徽宗(きそう、1082~1135年)、中国王朝の一つであった北宋(960~1127年)の第8代皇帝です。

もし、中国の歴代皇帝に「亡国の皇帝」なる称号を与えるとするなら、間違いなく徽宗はその称号を与えられる人でしょう。徽宗は北宋が滅亡した時の皇帝だったのです(形式的には徽宗の子供が最後の皇帝ですが、徽宗が実質的には最後の皇帝だと考えます)。

この徽宗、文化人としては非常に高い評価を受けています。特に鳥を被写体とした絵画などの写実性の高さは現代でも評価され、「桃鳩図(ももはとず)」という絵は日本の国宝にも指定しているほどです。また中国古典の編集本なども執筆しており、その風流さから「風流天子」とも言われていました。
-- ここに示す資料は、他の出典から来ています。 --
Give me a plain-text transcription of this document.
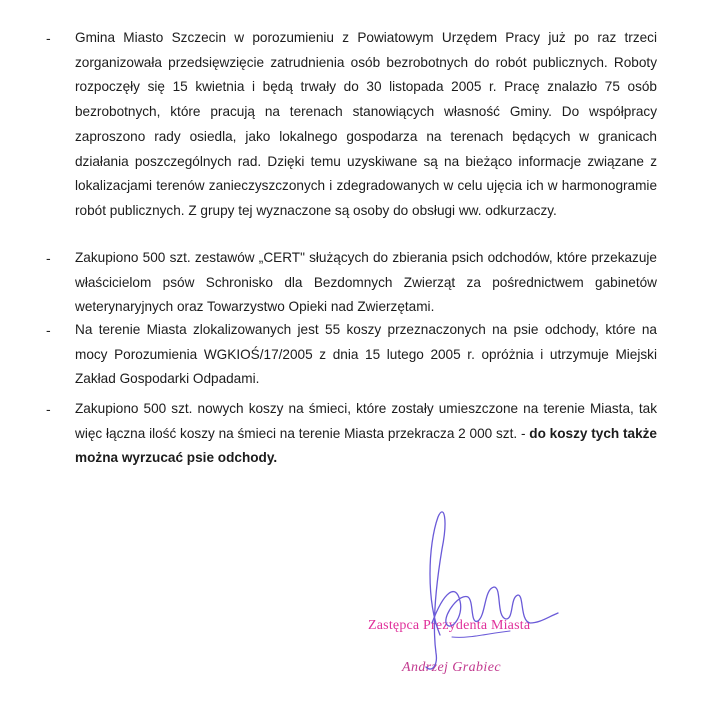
- Gmina Miasto Szczecin w porozumieniu z Powiatowym Urzędem Pracy już po raz trzeci zorganizowała przedsięwzięcie zatrudnienia osób bezrobotnych do robót publicznych. Roboty rozpoczęły się 15 kwietnia i będą trwały do 30 listopada 2005 r. Pracę znalazło 75 osób bezrobotnych, które pracują na terenach stanowiących własność Gminy. Do współpracy zaproszono rady osiedla, jako lokalnego gospodarza na terenach będących w granicach działania poszczególnych rad. Dzięki temu uzyskiwane są na bieżąco informacje związane z lokalizacjami terenów zanieczyszczonych i zdegradowanych w celu ujęcia ich w harmonogramie robót publicznych. Z grupy tej wyznaczone są osoby do obsługi ww. odkurzaczy.

- Zakupiono 500 szt. zestawów „CERT" służących do zbierania psich odchodów, które przekazuje właścicielom psów Schronisko dla Bezdomnych Zwierząt za pośrednictwem gabinetów weterynaryjnych oraz Towarzystwo Opieki nad Zwierzętami.

- Na terenie Miasta zlokalizowanych jest 55 koszy przeznaczonych na psie odchody, które na mocy Porozumienia WGKIOŚ/17/2005 z dnia 15 lutego 2005 r. opróżnia i utrzymuje Miejski Zakład Gospodarki Odpadami.

- Zakupiono 500 szt. nowych koszy na śmieci, które zostały umieszczone na terenie Miasta, tak więc łączna ilość koszy na śmieci na terenie Miasta przekracza 2 000 szt. - do koszy tych także można wyrzucać psie odchody.

Zastępca Prezydenta Miasta
Andrzej Grabiec
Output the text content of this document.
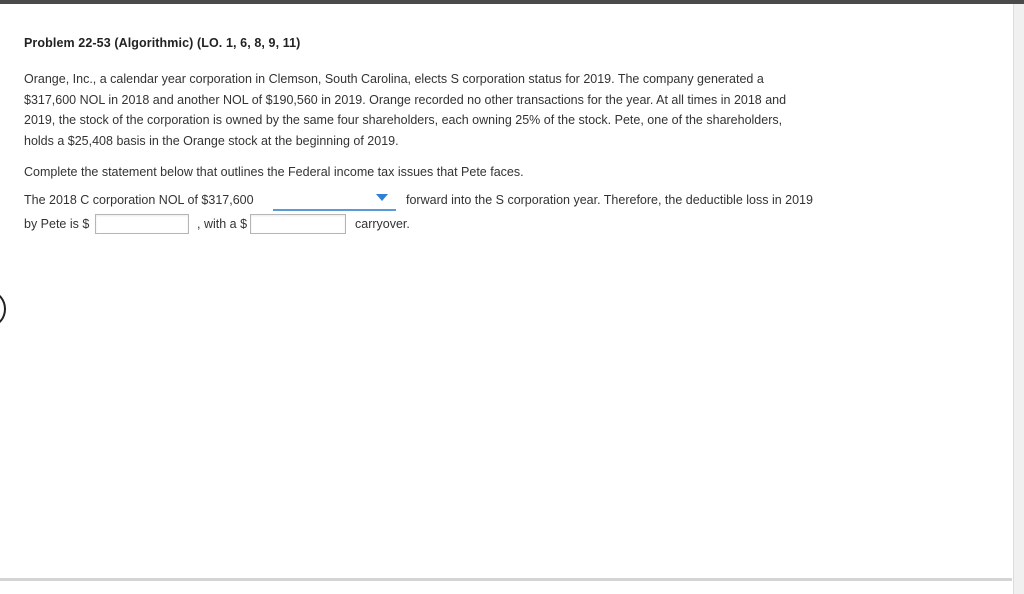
Problem 22-53 (Algorithmic) (LO. 1, 6, 8, 9, 11)
Orange, Inc., a calendar year corporation in Clemson, South Carolina, elects S corporation status for 2019. The company generated a
$317,600 NOL in 2018 and another NOL of $190,560 in 2019. Orange recorded no other transactions for the year. At all times in 2018 and
2019, the stock of the corporation is owned by the same four shareholders, each owning 25% of the stock. Pete, one of the shareholders,
holds a $25,408 basis in the Orange stock at the beginning of 2019.
Complete the statement below that outlines the Federal income tax issues that Pete faces.
The 2018 C corporation NOL of $317,600	forward into the S corporation year. Therefore, the deductible loss in 2019
by Pete is $	, with a $	carryover.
しかし、徽宗の政治は最悪なものでした。権力闘争に走る家臣を抑えられなかったり、私利私欲から重税を課して民衆を苦しめ、反乱が発生したりしています。また、信義に反する外交を繰り返した結果、北方の金という国に侵略され、北宋は滅亡したのです。

その際、徽宗も含めた北宋の皇族は金に連行され、苦渋の思いをすることとなります。金で幽閉された徽宗は、北宋滅亡後の8年後に死去します。

文化人として一流でも、皇帝など君主、リーダーとしての能力は全くダメで、亡国のリーダーとなる例は歴史上もしばしば見られるところです。徽宗はその典型の一人とも言えるでしょう。

展示会で掲げられていた鷹の絵があまりに迫力があっただけに、その迫力ある絵とは裏腹な徽宗の人生を思うとき、改めて人間とは一筋縄ではいかないものだという気持ちに襲われました。